Whether or not consent is unreasonably held is a subjective question and the actual reason for the refusal must be assessed in light of the information available to the landlord at the time consent was refused.

  • The assignor has the onus of proving that the landlord’s consent is be unreasonably withheld
  • In order for consent to be withheld unreasonably it must be withheld arbitrarily without reasonable cause.
  • It is reasonable to refuse consent on the basis of a doubt based on reasonable grounds that the assignee will be unable or unwilling to perform its obligations under the contract.
  • The refusal to consent to an assignment to a credit worthy tenant carrying on a lawful and permitted business use can be reasonable only if that refusal is made for reasons relevant to the landlord tenant relationship, such as the tenancy mix in the shopping centre.

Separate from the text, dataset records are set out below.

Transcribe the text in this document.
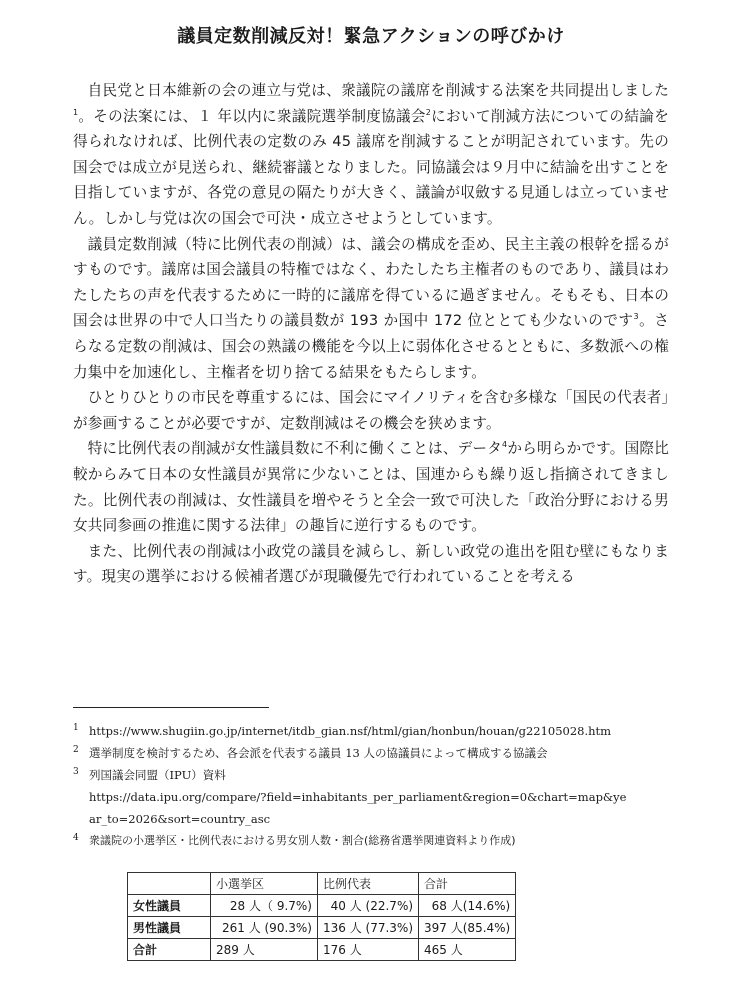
議員定数削減反対！緊急アクションの呼びかけ

自民党と日本維新の会の連立与党は、衆議院の議席を削減する法案を共同提出しました$^1$。その法案には、１ 年以内に衆議院選挙制度協議会$^2$において削減方法についての結論を得られなければ、比例代表の定数のみ 45 議席を削減することが明記されています。先の国会では成立が見送られ、継続審議となりました。同協議会は９月中に結論を出すことを目指していますが、各党の意見の隔たりが大きく、議論が収斂する見通しは立っていません。しかし与党は次の国会で可決・成立させようとしています。

議員定数削減（特に比例代表の削減）は、議会の構成を歪め、民主主義の根幹を揺るがすものです。議席は国会議員の特権ではなく、わたしたち主権者のものであり、議員はわたしたちの声を代表するために一時的に議席を得ているに過ぎません。そもそも、日本の国会は世界の中で人口当たりの議員数が 193 か国中 172 位ととても少ないのです$^3$。さらなる定数の削減は、国会の熟議の機能を今以上に弱体化させるとともに、多数派への権力集中を加速化し、主権者を切り捨てる結果をもたらします。

ひとりひとりの市民を尊重するには、国会にマイノリティを含む多様な「国民の代表者」が参画することが必要ですが、定数削減はその機会を狭めます。

特に比例代表の削減が女性議員数に不利に働くことは、データ$^4$から明らかです。国際比較からみて日本の女性議員が異常に少ないことは、国連からも繰り返し指摘されてきました。比例代表の削減は、女性議員を増やそうと全会一致で可決した「政治分野における男女共同参画の推進に関する法律」の趣旨に逆行するものです。

また、比例代表の削減は小政党の議員を減らし、新しい政党の進出を阻む壁にもなります。現実の選挙における候補者選びが現職優先で行われていることを考える

1 https://www.shugiin.go.jp/internet/itdb_gian.nsf/html/gian/honbun/houan/g22105028.htm
2 選挙制度を検討するため、各会派を代表する議員 13 人の協議員によって構成する協議会
3 列国議会同盟（IPU）資料
https://data.ipu.org/compare/?field=inhabitants_per_parliament&region=0&chart=map&ye
ar_to=2026&sort=country_asc
4 衆議院の小選挙区・比例代表における男女別人数・割合(総務省選挙関連資料より作成)
	小選挙区	比例代表	合計
女性議員	28 人（ 9.7%)	40 人 (22.7%)	68 人(14.6%)
男性議員	261 人 (90.3%)	136 人 (77.3%)	397 人(85.4%)
合計	289 人	176 人	465 人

It is unlikely the Landlord can take into account the following factors when refusing to grant consent:

  • Requiring the tenant to perform other covenants (other than contractual terms) before assignment is permitted. – The requirement for the assignee to enter into a bank guarantee or a bond will in many cases constitute unreasonable consent where the lease does not previously require this.
  • Where the landlord wants the premises for themselves or for some other proposed tenant.
  • Where the tenant is bankrupt or in receivership or liquidation
  • Payment of consideration other than payment of reasonable fees for legal costs and other costs properly incurred in considering the request for assignment; and
  • Requiring the tenant to vacate other premises leased by it from the landlord

The matters must affect the use or occupation of the premises or relate to the character or personality of the proposed assignee, such as:

  • The landlord is likely to suffer a loss in the value of the premises or the rental or lose goodwill with other tenants occupying the building;
  • Unsatisfactory references that the assignee provides;
  • The assignees proposed use of the premises is either illegal or immoral.